Just when I thought I was getting settled in this life - my life - and getting used to how good a man could be, he kept pushing. I just called him another man's name. In our house. Bathing our daughter. And his only care was if my stupid eyes were fine.

"I'm fine, nothing hurts and no, I didn't exactly remember...it's really weird. I feel like I know this person, like I should know him, but that's all. Nothing comes back, and it fucking pisses me off."

"Frustration is a normal emotion for you right now."

"Frustration doesn't even cover it." I was fuming. I wanted to set my fucking mind straight, and I had no means to. I just wanted to fight someone or hit a fucking wall. "I want to know why I'm doing shit like this, and I want to know who the fuck Trujillo is."
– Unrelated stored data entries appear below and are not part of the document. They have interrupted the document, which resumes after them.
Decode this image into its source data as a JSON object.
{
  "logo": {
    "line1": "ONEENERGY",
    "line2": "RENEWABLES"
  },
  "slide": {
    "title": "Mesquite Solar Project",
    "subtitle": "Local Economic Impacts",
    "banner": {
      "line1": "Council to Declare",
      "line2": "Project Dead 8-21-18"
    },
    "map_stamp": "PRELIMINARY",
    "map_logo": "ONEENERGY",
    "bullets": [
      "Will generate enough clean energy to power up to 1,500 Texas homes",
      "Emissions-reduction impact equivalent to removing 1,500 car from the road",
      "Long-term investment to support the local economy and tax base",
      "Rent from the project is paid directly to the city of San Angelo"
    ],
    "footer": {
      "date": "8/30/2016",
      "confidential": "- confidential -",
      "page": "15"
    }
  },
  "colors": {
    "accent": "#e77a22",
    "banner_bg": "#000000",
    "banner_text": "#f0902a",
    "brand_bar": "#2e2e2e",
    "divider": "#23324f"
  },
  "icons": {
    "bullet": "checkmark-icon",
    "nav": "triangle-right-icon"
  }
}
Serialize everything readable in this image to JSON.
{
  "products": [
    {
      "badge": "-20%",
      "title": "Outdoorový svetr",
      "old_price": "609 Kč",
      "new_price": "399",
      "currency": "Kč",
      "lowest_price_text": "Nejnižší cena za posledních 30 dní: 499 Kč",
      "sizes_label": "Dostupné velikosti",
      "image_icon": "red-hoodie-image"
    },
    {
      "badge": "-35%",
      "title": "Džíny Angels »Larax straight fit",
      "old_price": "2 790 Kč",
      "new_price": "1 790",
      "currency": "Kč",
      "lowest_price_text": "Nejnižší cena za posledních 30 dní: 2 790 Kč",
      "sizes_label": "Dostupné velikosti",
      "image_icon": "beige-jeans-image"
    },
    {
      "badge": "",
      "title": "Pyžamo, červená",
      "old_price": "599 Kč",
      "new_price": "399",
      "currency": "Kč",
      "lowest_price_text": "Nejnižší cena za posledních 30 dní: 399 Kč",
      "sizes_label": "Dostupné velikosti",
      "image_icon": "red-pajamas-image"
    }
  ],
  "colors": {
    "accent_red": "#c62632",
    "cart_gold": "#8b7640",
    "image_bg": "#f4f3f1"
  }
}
The shadow in James' eyes told me that he wouldn't want me to know who that was, and instantly, my mood changed for the best. On the right man, jealously can be a sexy emotion. James was definitely the right man, first because let's face it, anything looked good on my candy man, and second...because I was a bitch.
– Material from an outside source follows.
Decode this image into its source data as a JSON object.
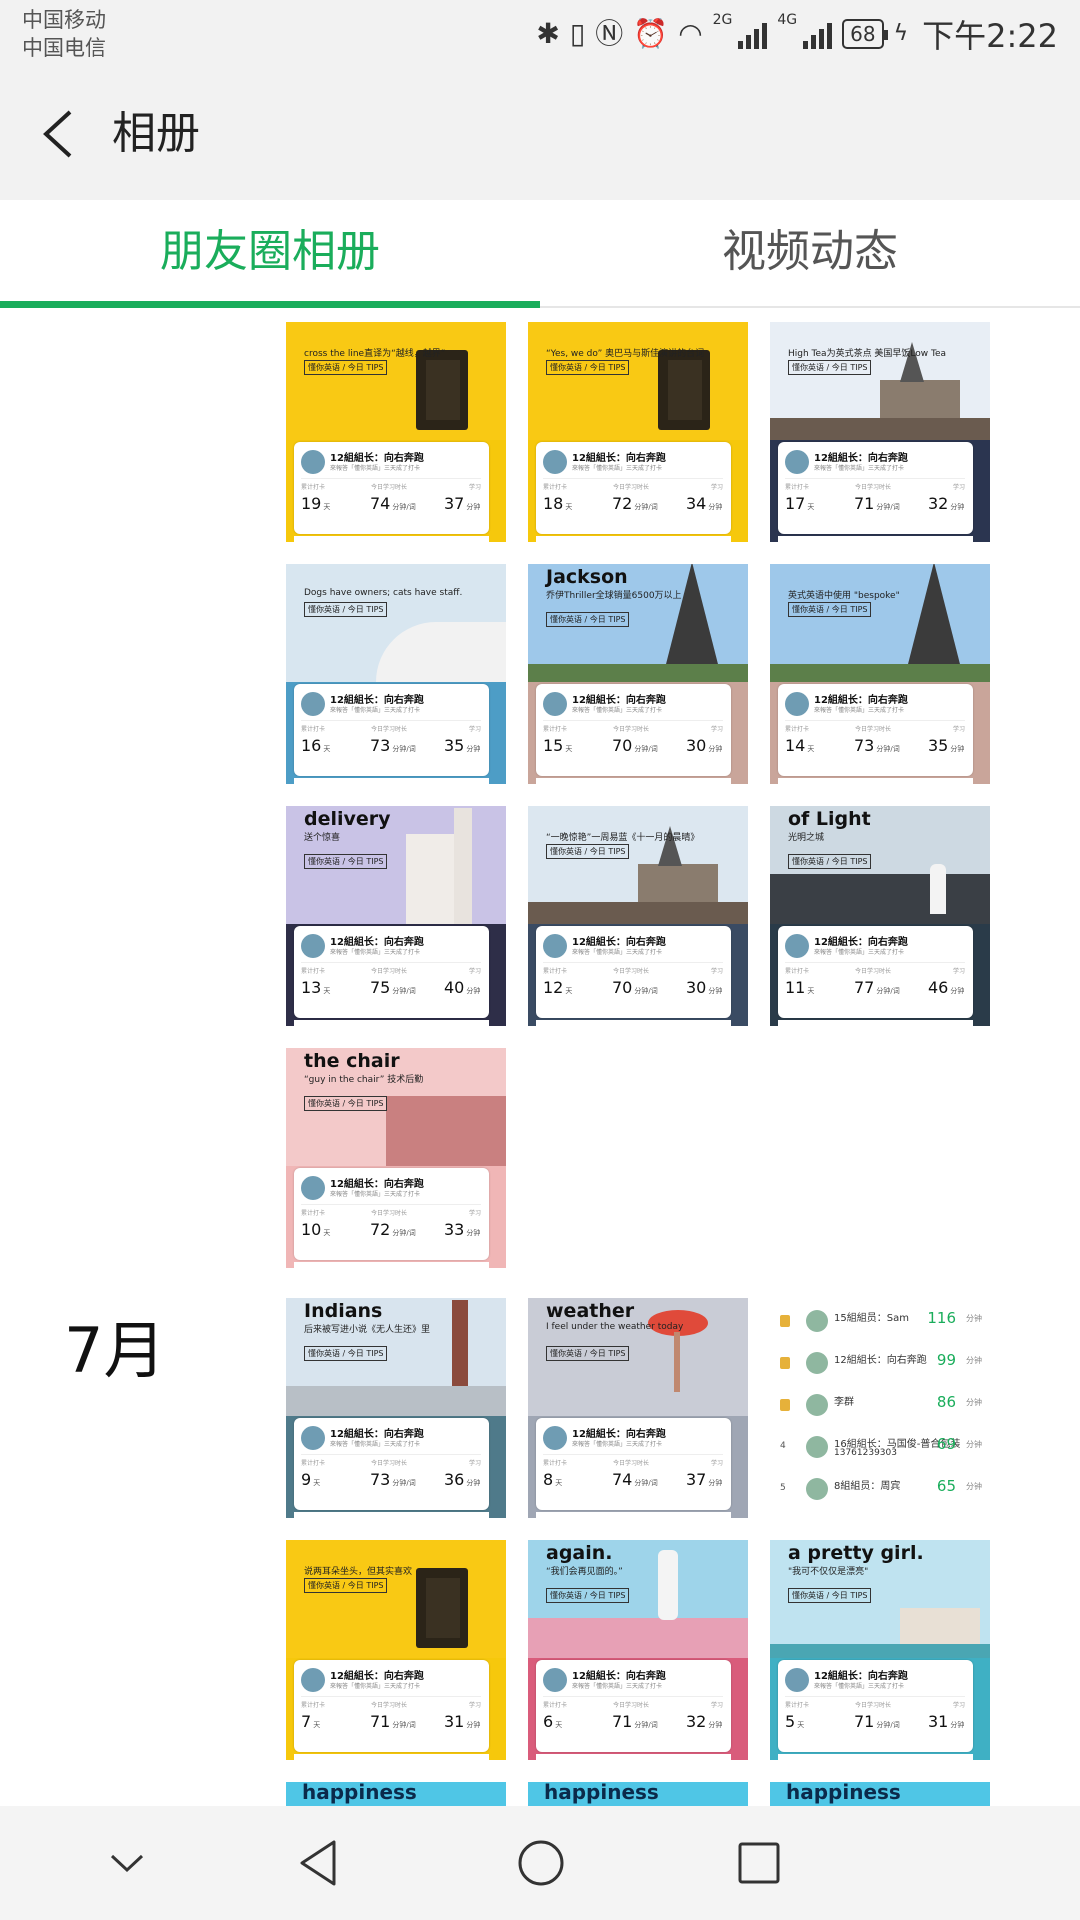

He was so sweet and caring, and it was perfect, but at the same time, it made me look for trouble; find any way to spike emotions in him. Some very intense, maybe ugly, emotions. Anything that translated into a rough fucking. When his hand was in my hair, his lips were bruising mine, and his dick was drilling me like sewing machine, it was when I felt like the universe was back in place.

Desperate to feel my world settling after Hurricane Trujillo, I jumped in his arms and wrapped my legs around that hard waist. I was not one to fall for appearance, but my man was mouth-watering, and I would take advantage of that.

"I need my medicine, doctor."

His innocent, confused look disappeared, so the fun was about to start.

"Where does it hurt, ma'am?"

"My lips are sore, and my neck needs some attention. I think I have a bruise."

He buried his head in my neck curve and traced a line of heat with his tongue.

"I can't find a bruise, I'm sorry."

"Oh, there will be one when you're done with me, doctor. And maybe you could take care of my nipples; they seem to unexpectedly pucker when you are around."

"Maybe it's an allergic reaction to me."

"Meh, that doesn't explain the pain, doctor."

James bit the skin on my collar bone a little too hard.